In some cases, crossing the date line (wherever it may be drawn) has a specific impact on practice or prohibitions under Jewish law. In others, an individual's count of days (by the experience of sunset and sunrise) is the determining factor, regardless of the crossing of the date line. Details around specific questions, cases and rulings of Jewish law are beyond the scope of this article. (Note: See Taplin, which covers these questions in some detail. The author notes that there are consensus opinions about some—but not all—of these issues.)

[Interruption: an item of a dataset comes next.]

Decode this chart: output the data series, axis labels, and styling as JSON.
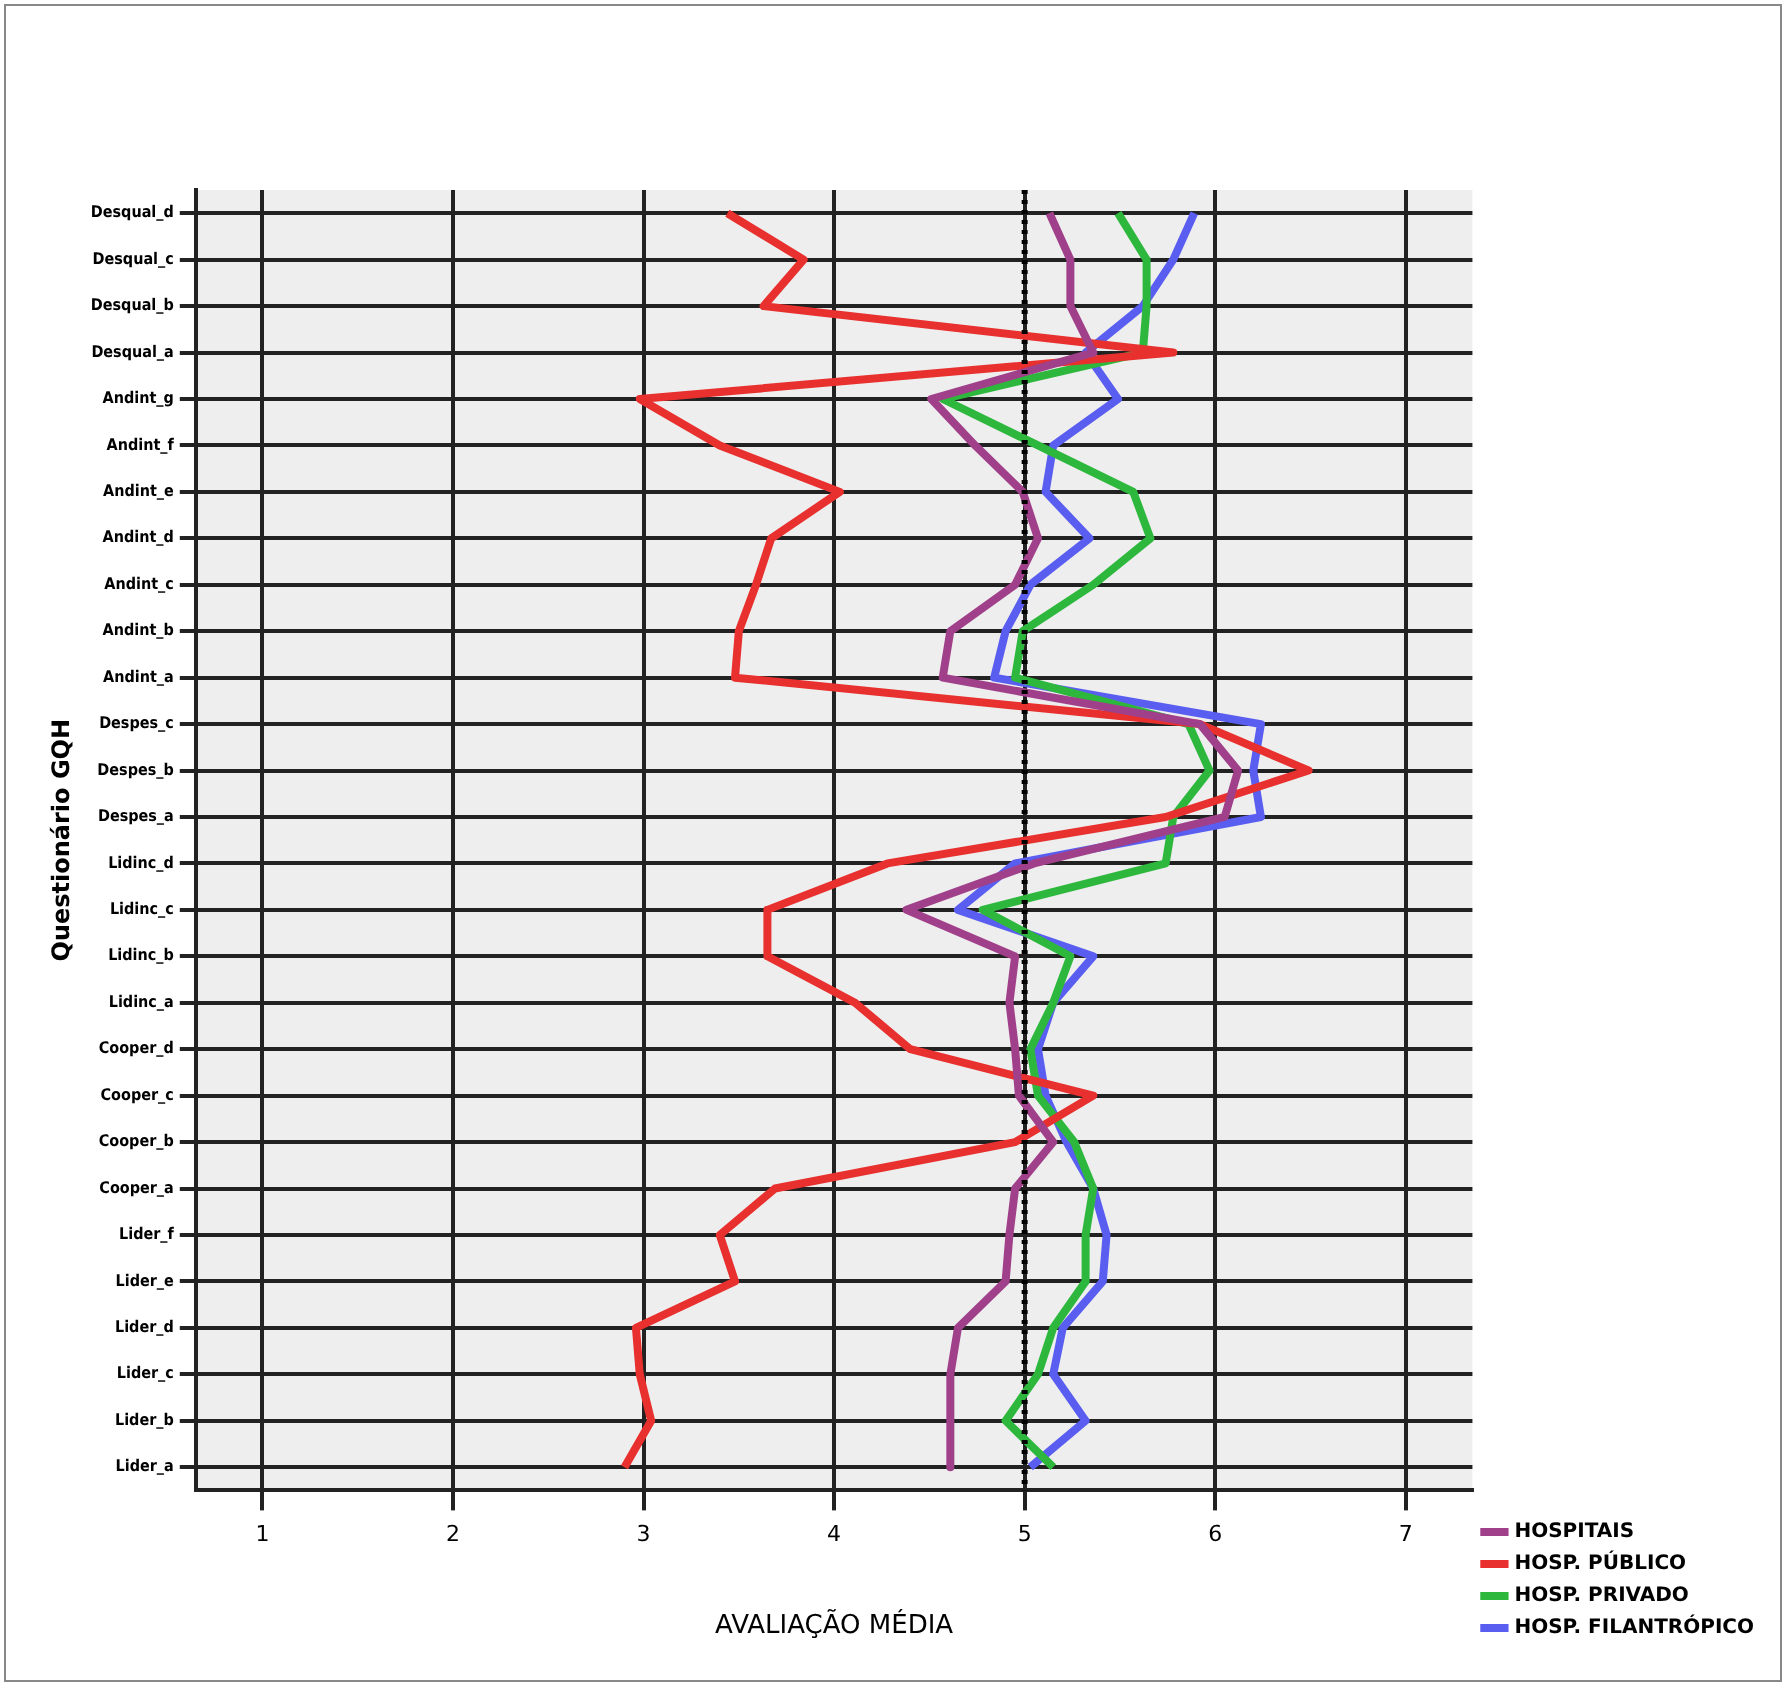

==Considerations for astronauts==
Before Israeli astronaut Ilan Ramon flew on the Space Shuttle Columbia in 2003, he decided (after consultation with rabbis) to observe Shabbat according to time in his last residence, Cape Canaveral, since he would be crossing the date line and observing sunset many times per day. Judith Resnik, the first American Jewish astronaut in space, lit (electronic) Shabbat candles according to the time in Houston, TX, her home and the location of Mission Control.